消防隊員は、すべての車両火災に防火衣や呼吸器等完全なPPEを着用する必要があります。
車は鋼鉄、アルミニウムおよび合成樹脂を含む多くの材料から造られます。シアン化物や発がん性物質、硫酸、炭素ニッケル、銅、リチウム、プラスチックや合成物も含まれています。

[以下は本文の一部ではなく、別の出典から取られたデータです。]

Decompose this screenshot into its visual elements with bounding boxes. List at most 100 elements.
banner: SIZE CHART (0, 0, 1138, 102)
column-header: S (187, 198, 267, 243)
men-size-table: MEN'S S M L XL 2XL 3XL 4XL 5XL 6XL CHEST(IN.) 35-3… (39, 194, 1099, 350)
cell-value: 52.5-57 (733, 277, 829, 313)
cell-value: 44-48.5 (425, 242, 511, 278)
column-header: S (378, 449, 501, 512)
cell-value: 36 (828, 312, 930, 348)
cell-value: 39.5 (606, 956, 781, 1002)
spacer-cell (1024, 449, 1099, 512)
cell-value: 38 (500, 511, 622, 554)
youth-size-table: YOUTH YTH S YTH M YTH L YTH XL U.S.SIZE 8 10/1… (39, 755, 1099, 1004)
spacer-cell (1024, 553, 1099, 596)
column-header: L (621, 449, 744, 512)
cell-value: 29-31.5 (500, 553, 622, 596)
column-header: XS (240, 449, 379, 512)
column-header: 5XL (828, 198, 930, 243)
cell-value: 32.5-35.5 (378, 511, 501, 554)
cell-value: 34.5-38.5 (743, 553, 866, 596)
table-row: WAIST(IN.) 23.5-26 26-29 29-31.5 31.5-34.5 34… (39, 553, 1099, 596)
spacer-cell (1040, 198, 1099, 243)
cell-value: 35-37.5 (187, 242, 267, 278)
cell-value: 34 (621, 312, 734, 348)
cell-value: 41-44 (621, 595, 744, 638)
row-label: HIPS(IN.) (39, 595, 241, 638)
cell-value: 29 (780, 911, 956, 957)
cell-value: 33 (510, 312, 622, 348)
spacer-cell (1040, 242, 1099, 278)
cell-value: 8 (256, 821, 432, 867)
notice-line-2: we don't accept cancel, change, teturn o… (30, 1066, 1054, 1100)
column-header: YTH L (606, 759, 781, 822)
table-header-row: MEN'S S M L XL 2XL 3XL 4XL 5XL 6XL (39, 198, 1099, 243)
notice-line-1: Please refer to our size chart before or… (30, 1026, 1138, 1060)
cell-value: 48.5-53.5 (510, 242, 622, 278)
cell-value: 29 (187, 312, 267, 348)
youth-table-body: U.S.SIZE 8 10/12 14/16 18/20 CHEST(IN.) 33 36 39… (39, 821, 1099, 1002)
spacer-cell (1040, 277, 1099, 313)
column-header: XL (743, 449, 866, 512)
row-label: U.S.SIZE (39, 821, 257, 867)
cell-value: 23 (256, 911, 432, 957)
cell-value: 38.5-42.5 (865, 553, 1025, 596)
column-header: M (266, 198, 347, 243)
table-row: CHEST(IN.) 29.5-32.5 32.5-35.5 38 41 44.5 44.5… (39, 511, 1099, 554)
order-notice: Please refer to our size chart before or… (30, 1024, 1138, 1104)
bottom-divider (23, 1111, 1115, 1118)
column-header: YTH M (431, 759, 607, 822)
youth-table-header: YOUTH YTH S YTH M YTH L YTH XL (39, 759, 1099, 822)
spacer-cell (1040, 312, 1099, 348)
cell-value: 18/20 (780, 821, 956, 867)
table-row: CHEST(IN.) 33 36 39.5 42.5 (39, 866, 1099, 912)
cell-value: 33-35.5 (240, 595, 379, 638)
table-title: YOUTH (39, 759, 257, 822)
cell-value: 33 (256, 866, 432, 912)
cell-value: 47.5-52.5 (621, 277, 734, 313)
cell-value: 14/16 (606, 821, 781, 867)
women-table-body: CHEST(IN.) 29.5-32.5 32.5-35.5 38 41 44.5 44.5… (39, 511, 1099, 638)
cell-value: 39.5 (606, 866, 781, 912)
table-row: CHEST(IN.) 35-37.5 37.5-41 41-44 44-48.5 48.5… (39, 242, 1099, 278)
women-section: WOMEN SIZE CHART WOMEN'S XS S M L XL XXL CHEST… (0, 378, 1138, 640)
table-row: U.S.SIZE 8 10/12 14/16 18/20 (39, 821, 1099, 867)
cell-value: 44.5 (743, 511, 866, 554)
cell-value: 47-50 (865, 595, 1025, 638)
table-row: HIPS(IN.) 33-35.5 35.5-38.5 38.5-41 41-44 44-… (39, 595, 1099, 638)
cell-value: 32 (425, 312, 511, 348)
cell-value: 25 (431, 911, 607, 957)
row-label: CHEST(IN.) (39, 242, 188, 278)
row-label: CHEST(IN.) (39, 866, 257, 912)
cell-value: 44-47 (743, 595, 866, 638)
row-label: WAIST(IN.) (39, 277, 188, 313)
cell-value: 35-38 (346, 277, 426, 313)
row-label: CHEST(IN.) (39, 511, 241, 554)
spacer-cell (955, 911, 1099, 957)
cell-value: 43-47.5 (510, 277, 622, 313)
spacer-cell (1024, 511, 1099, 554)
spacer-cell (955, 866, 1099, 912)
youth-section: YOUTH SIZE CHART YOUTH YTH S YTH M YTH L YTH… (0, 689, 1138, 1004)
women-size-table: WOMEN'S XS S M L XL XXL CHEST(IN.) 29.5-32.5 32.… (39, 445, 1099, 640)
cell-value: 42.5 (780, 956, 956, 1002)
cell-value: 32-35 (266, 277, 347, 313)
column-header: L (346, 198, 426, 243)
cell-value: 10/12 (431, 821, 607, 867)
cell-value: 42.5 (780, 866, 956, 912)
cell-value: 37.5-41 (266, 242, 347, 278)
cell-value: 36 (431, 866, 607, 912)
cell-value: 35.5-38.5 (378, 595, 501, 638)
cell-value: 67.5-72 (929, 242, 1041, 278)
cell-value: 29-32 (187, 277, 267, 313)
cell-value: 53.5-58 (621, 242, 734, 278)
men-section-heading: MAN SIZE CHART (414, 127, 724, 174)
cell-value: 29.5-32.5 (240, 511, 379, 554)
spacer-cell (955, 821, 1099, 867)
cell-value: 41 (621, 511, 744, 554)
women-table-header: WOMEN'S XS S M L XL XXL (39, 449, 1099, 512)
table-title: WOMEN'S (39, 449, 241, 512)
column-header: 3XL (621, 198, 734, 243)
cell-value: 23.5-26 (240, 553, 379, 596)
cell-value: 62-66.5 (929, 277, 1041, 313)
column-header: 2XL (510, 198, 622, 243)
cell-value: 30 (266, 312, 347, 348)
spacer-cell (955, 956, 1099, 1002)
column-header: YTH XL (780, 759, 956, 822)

車両火災は、車両を爆発させて不安定にしてしまうタイヤ、破裂した燃料タンク、またトランクに保管されている内容物など、予期せぬ出来事を起こす可能性があります。そのため、呼吸器等のPPEは消防士の安全に常に不可欠です。

活動内容

車両停車位置

消防車両の停車位置は、風上であり坂の上に停車させる。
煙や爆発からのリスクを回避するため、出火車両から20m以上の距離に停車。

サイズアップ

周囲の安全を確認後、離れた場所から車内の要救助者の有無を確認し、車両の出火箇所を特定する。
車両の出火箇所により、様々な危険を考慮してください。
エンジン火災は、フードヒンジ、マグネシウムエンジン部品、バッテリー、ボンネットダンパーが飛散する可能性があります。
車室内火災は、エアバッグインフレータやシートベルトテンショナーを加熱し、濃厚で有毒な煙を発生させる可能性があります。ステアリングコラムとダッシュボードに限定されると、エアバッグシリンダーは座席からA、B、Cポストまでの車室内に存在します。
トランクの火災は、燃料タンクの近くあることが多いため、一度加熱されると非常に危険です。ドライバーから、トランクの積載物に関する情報を聞き出すことが重要です。

ホースラインのアプローチ

筒先員は車両の斜め45度から放水し、車両に近づく。
前後からアプローチは、車両の予期せぬ移動や、ボンネットとトランクダンパーの破裂により、部品が飛散し負傷する可能性があります。シリンダは加熱されると、ピストンから分離し、発射物になることがある。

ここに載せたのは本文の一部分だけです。